Search code examples
arrayslanguage-designoffset

Array Design Principles


There are hundreds of array topics in all the programming forums. maybe even thousands. daily. But none of them touch upon this aspect.

Because arrays are indexed from 0, i often still enter access my data starting at one. the reason being the zero fields usually work well as holding totals of columns or rows, as well as status flags, instead of a plethora of named variables. It always makes better sense reading it because the fourth entry in is visible as 4, not 3. Some people call the Ground floor of a building ‘1’ and the next storey up ‘2’ or Second floor. Others call the First floor above Ground as 1 and so on. People get lost in buildings because of this. In the demanding world of CAD anything that interrupts a train of thought, no matter how minor is a disruption, equal to a loss of income. Therefore i like arrays comprehensibly as close to the natural conceptual model as i can get it.

so the first question is,.. Is this acceptable practice? and if not, why not? Even though i’m the only one reading my own code, i rarely share it, i think there is value in not straying too far from convention. At least if i go on my own bloody-minded way i’m clear on the reason why.

there are a few more questions, and while they could be deserving of their own thread, they all relate to each other in some way so i’ll lay them out as well

I also find that there are often parts of arrays that are redundant, because in the real world for which your software is to be used those cases dont arise. So question two: rather than have a large array, is it acceptable practice to re-think the data usage into smaller like-for-like arrays where these dead areas are minimized? how it relates to the question above is that this would be yet another set of zero-zero fields which may become superfluous in themselves. I know there is a sentiment of “.. hey there’s plenty of memory” but somehow I have a view that’s just sloppy thinking.

and my last question: Occasionally i’m adding an offset to my indices to cater for extra dimensions** dealing with user history

printf("   %s \t %d \n", foo[i],bar[i][c]);
printf("   %s \t %d \n", foo[i],bar[i][c+1]);
printf("   %s \t %d \n", foo[i],bar[i][c+2]);

so i’m worried about a couple of things here. Is doing a calculation at each access a speed hit? In the world of mobile apps, does this represent some battery usage that could have been avoided?

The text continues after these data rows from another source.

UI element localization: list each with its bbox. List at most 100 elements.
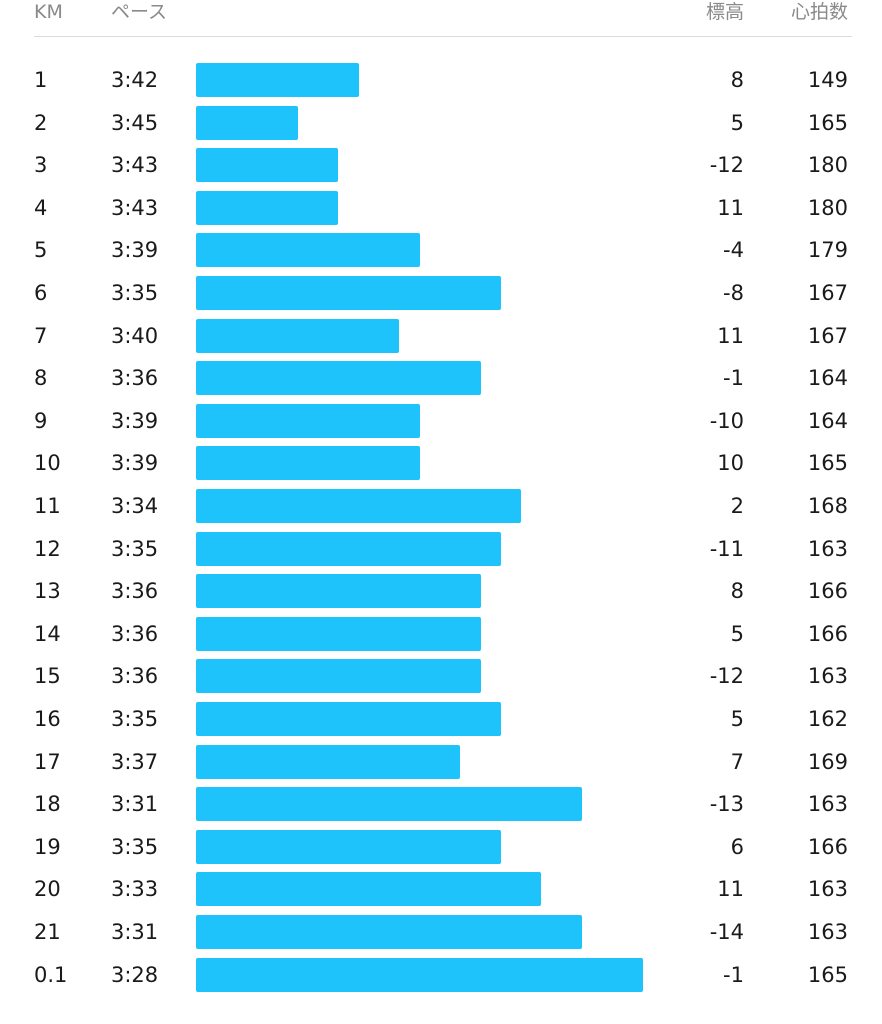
split-pace: 3:43: [111, 195, 159, 220]
split-row: 2 3:45 5 165: [0, 105, 882, 148]
split-heart-rate: 162: [807, 707, 848, 731]
split-km: 15: [34, 664, 61, 689]
pace-bar: [196, 829, 501, 864]
split-km: 5: [34, 238, 48, 263]
pace-bar: [196, 361, 481, 396]
split-pace: 3:34: [111, 494, 159, 518]
header-heart-rate: 心拍数: [790, 1, 848, 23]
split-km: 13: [34, 579, 61, 604]
split-pace: 3:36: [111, 621, 159, 646]
pace-bar: [196, 531, 501, 566]
pace-bar: [196, 233, 420, 268]
split-elevation: 10: [717, 451, 744, 476]
split-pace: 3:39: [111, 451, 159, 476]
split-row: 4 3:43 11 180: [0, 190, 882, 233]
pace-bar: [196, 957, 643, 992]
split-elevation: -12: [709, 153, 744, 178]
split-elevation: 5: [730, 621, 744, 646]
split-pace: 3:36: [111, 366, 159, 391]
split-row: 14 3:36 5 166: [0, 616, 882, 659]
split-row: 10 3:39 10 165: [0, 446, 882, 488]
split-elevation: -1: [723, 962, 744, 987]
split-row: 20 3:33 11 163: [0, 872, 882, 914]
split-heart-rate: 165: [807, 962, 848, 987]
split-heart-rate: 149: [807, 68, 848, 92]
split-km: 11: [34, 494, 61, 518]
split-heart-rate: 166: [807, 621, 848, 646]
split-elevation: 8: [730, 579, 744, 604]
split-pace: 3:35: [111, 536, 159, 561]
split-km: 12: [34, 536, 61, 561]
split-row: 0.1 3:28 -1 165: [0, 957, 882, 1000]
split-elevation: -12: [709, 664, 744, 689]
split-row: 18 3:31 -13 163: [0, 787, 882, 829]
pace-bar: [196, 659, 481, 694]
split-pace: 3:40: [111, 323, 159, 348]
pace-bar: [196, 872, 542, 907]
split-row: 7 3:40 11 167: [0, 318, 882, 361]
pace-bar: [196, 915, 582, 949]
split-heart-rate: 180: [807, 195, 848, 220]
pace-bar: [196, 403, 420, 438]
split-km: 17: [34, 749, 61, 774]
split-heart-rate: 169: [807, 749, 848, 774]
split-heart-rate: 165: [807, 110, 848, 135]
split-heart-rate: 180: [807, 153, 848, 178]
pace-bar: [196, 63, 359, 97]
split-elevation: 11: [717, 877, 744, 902]
split-heart-rate: 166: [807, 579, 848, 604]
split-km: 1: [34, 68, 48, 92]
split-elevation: -8: [723, 281, 744, 305]
split-pace: 3:28: [111, 962, 159, 987]
split-heart-rate: 163: [807, 877, 848, 902]
pace-bar: [196, 702, 501, 736]
split-elevation: -13: [709, 792, 744, 817]
split-km: 16: [34, 707, 61, 731]
split-km: 14: [34, 621, 61, 646]
split-row: 8 3:36 -1 164: [0, 361, 882, 403]
split-pace: 3:39: [111, 408, 159, 433]
split-pace: 3:37: [111, 749, 159, 774]
pace-bar: [196, 787, 582, 822]
pace-bar: [196, 190, 339, 225]
split-elevation: 5: [730, 707, 744, 731]
split-elevation: -14: [709, 920, 744, 944]
split-elevation: 7: [730, 749, 744, 774]
split-elevation: 8: [730, 68, 744, 92]
split-pace: 3:42: [111, 68, 159, 92]
split-km: 9: [34, 408, 48, 433]
header-pace: ペース: [111, 1, 168, 23]
split-heart-rate: 166: [807, 834, 848, 859]
pace-bar: [196, 489, 522, 523]
split-heart-rate: 164: [807, 366, 848, 391]
split-pace: 3:31: [111, 792, 159, 817]
split-km: 7: [34, 323, 48, 348]
split-elevation: 2: [730, 494, 744, 518]
split-elevation: 6: [730, 834, 744, 859]
split-pace: 3:35: [111, 281, 159, 305]
split-heart-rate: 168: [807, 494, 848, 518]
split-elevation: -10: [709, 408, 744, 433]
split-km: 8: [34, 366, 48, 391]
split-heart-rate: 167: [807, 323, 848, 348]
split-heart-rate: 163: [807, 920, 848, 944]
split-km: 21: [34, 920, 61, 944]
split-row: 17 3:37 7 169: [0, 744, 882, 787]
split-pace: 3:45: [111, 110, 159, 135]
split-km: 2: [34, 110, 48, 135]
split-elevation: 11: [717, 323, 744, 348]
split-km: 18: [34, 792, 61, 817]
split-pace: 3:36: [111, 579, 159, 604]
split-row: 3 3:43 -12 180: [0, 148, 882, 190]
header-elevation: 標高: [705, 1, 744, 23]
header-km: KM: [34, 1, 63, 23]
split-km: 6: [34, 281, 48, 305]
split-row: 9 3:39 -10 164: [0, 403, 882, 446]
split-km: 20: [34, 877, 61, 902]
split-km: 3: [34, 153, 48, 178]
split-elevation: 5: [730, 110, 744, 135]
split-pace: 3:35: [111, 834, 159, 859]
splits-header: KM ペース 標高 心拍数: [0, 0, 882, 26]
split-km: 4: [34, 195, 48, 220]
split-row: 13 3:36 8 166: [0, 574, 882, 616]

** for the benefit of any beginner reading this, four dimensional arrays and up are easy to comprehend if you think of a three dimensional array as a Rubik’s cube. Put another cube or two alongside it within the room you are seated in and you have four. the building full of rooms is the fifth and so on for city blocks of buildings being six, states of cities 7, countries, etc and up.


Solution

  • A good jumping off point for understanding the tradeoffs is to know the name of the thing you are talking about. This is called "Zero-Based-Numbering", and you can read about it on Wikipedia:

    http://en.wikipedia.org/wiki/Zero-based_numbering

    The idea that zero is counter-intuitive has a long history, and it's debated to this day whether the term "natural number" should include it. I find it natural, and would prefer the floor of a building which contains its main entrance to be labeled 0 (and the subterranean parking levels to be -1, -2, -3...)

    (Then again, I was espousing the idea that our circular constant should be twice the current value of pi, years before that trend ever made it big on the internet.)

    Dijkstra made an argument that zero-based indexing makes sense. His rationale is that programmers want to be able to talk about the number zero in a range without having to invoke -1 as a bound:

    http://www.cs.utexas.edu/users/EWD/transcriptions/EWD08xx/EWD831.html

    Among modern languages that have bucked the trend and use one-based numbering are Rebol by fiat and Lua by convention. I think Rebol is really well thought-out but this is one of the decisions I disagree with. Generally speaking, I feel that any advantage given by the one-based system is outweighed by having a standard...and processor architectures are simply not going to change on this point anytime soon.

    Now as for this bit:

    i often still enter access my data starting at one. the reason being the zero fields usually work well as holding totals of columns or rows, as well as status flags, instead of a plethora of named variables.

    That sounds like a very dangerous practice. If you abuse your arrays in this fashion you are asking for trouble, because you are subverting whatever bounds-checking features the language has. Taken to an extreme, this manner of programming would have you eliminate separate variables altogether. Structures and type systems exist for a reason.

    As for this:

    Occasionally i’m adding an offset to my indices to cater for extra dimensions (...) so i’m worried about a couple of things here. Is doing a calculation at each access a speed hit? In the world of mobile apps, does this represent some battery usage that could have been avoided?

    I'll assure you that the time it takes for those additions is the least of your concerns compared to the bugs you'll introduce by not using the correct array bounds.